Using these treatment pattern groups, MDD patients were then stratified into three mutually exclusive treatment pattern groups – non-stable, stable and intermediate – based on evidence of stability in treatment therapy. Because switching and adding treatments are evidence of instability during the time period in which the pattern is observed, ‘non-stable’ patients either switch or add on treatments during the subsequent period and do not achieve stability of symptom management. In contrast, long-term maintenance and eventual independence from treatment are evidence of stability. Hence, ‘stable’ patients maintain treatment during the initial period without switching or adding treatment during the subsequent period. Alternatively, patients in the stable group discontinue treatment during the initial period without restarting another treatment in the subsequent period, and hence they do not require further treatment. All other patients who switch or add treatment only during the initial period or discontinue treatment during the initial period and later restart another treatment during the subsequent period are considered ‘intermediate.’

Measures

Direct (medical and prescription drug) and indirect work-loss (disability and absenteeism) costs were analysed during the 6-month pre-index period and the 12-month post-index period. Medical costs were calculated based on reimbursements from the payer to healthcare providers for inpatient, hospital outpatient (e.g. outpatient surgery), physician services, emergency department visits, as well as for other ancillary services (e.g. physical therapy, laboratory services). Inpatient costs were defined as claims with a place of service specified as hospital inpatient, rehabilitation centre, residential treatment centre, or psychiatric facility. All other medical costs were grouped into an outpatient and other costs category. Medical and drug costs were converted to 2005 US dollars using the medical services component of the Consumer Price Index.

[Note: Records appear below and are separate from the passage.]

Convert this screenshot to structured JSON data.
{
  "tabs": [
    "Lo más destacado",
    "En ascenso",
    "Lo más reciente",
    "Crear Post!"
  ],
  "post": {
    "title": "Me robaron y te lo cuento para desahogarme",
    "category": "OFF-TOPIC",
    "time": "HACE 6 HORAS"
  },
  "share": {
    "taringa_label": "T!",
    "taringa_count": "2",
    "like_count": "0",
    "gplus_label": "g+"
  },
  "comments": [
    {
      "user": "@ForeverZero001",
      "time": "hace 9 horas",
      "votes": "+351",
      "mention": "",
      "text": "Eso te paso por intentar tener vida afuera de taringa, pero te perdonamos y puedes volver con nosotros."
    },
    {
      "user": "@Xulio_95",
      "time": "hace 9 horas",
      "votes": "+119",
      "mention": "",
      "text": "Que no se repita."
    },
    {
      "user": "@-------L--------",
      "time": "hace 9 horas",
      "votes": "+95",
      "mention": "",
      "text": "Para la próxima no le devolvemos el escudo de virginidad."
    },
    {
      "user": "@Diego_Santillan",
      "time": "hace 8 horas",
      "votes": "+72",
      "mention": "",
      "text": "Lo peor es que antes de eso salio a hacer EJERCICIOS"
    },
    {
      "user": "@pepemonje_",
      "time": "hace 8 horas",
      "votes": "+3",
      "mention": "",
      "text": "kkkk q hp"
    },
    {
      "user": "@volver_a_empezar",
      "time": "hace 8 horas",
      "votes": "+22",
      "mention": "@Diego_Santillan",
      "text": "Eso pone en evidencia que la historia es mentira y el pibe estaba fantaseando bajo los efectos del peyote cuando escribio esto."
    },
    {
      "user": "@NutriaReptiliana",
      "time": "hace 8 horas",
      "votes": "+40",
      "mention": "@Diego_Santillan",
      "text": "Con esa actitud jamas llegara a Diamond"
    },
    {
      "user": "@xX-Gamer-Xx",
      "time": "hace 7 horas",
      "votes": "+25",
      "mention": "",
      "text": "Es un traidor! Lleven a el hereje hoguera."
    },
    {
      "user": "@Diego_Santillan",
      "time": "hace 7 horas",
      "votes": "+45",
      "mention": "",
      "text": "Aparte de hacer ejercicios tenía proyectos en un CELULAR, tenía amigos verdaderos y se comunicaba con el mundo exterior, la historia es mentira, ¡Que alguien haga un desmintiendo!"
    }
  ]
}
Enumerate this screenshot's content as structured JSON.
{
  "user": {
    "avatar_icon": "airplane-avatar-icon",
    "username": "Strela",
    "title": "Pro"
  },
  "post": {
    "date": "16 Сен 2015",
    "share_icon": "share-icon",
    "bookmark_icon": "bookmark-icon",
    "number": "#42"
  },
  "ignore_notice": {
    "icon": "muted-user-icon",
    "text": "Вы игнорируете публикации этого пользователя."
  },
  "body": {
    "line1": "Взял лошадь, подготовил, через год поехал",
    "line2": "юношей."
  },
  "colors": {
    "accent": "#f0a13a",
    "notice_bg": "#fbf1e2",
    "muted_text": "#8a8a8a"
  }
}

Indirect work-loss costs include disability costs (i.e. employee compensation often in the range of 60–80% of wages) paid by employers for 6 or more workdays missed due to medical reasons) and medically related absenteeism (non-disability) of less than 6 days based on actual wages. For each day in which an employee had at least one medical claim, a day of medically related work loss was counted for a hospital day, and half a day of medically related work-loss was counted for other services. Indirect work-loss costs were converted to 2005 US dollars using the general consumer component of the Consumer Price Index.

Study sample characteristics and baseline comorbidities in the 6-month pre-index period were described for treated non-depression mental health and physical comorbidities and other selected measures. Non-depression mental health comorbidities included generalised anxiety disorder, panic disorder, post-traumatic stress disorder, phobia, obsessive-compulsive disorder, sleeping disorder, bipolar, other psychotic disorders, eating disorder and schizophrenia. Physical comorbidities listed in the Deyo-Charlson Comorbidity Index were usedCitation18. Other measures included substance abuse diagnosed, injuries and accidents and urgent care, as well as age and gender.

Statistical analyses

All outcomes were first compared descriptively among the treatment pattern groups in the 6-month pre- and 12-month post-index date periods using pair-wise comparisons. Cost variables were compared using ANOVA and post-ANOVA Bonferroni comparison. The Bonferroni comparison was conducted in order to protect against type I errors as multiple comparisons were being performed simultaneously. Three mutually exclusive treatment pattern groups were analysed, and a total of three simultaneous comparisons were required for each outcome. Therefore, under the Bonferroni correction assumption, significance was drawn only when the p-value was below 0.05/3 = 0.016.

A two-part regression model was then used to further control for potential differences in baseline characteristics (i.e. age, gender, index therapy, baseline comorbidities) and severity markers (i.e. prior hospitalisations, emergency department visits and diagnosis of substance abuse) across treatment pattern groups. A two-part model was used to estimate direct (medical and drug) and indirect (medical absenteeism and disability) costs because some patients had no claims for some or all services and hence had zero costs. More specifically, the first part was a logistic regression predicting whether any costs were incurred, and the second part was a generalised linear model (GLM) with log link and gamma distribution to determine the cost amount. These two parts generated the predictive models for costs for all patients.

A two-part regression model is a typical approach when the data being analysed have many zero values and at the same time a number of very large values. This scenario is typical in medical expense datasets, and hence the two-part regression model is an ideal approachCitation19. Ignoring the special distribution of such data would lead to unreliable estimates. When a classic regression (such as ordinary least square [OLS]) is performed, only responses with non-zero values are taken into account, and all relationships between responses with zero values and its covariates are lost. In contrast, the two-part regression model uses all observations (both zero and non-zero) and ensures unbiased estimates towards non-positive values.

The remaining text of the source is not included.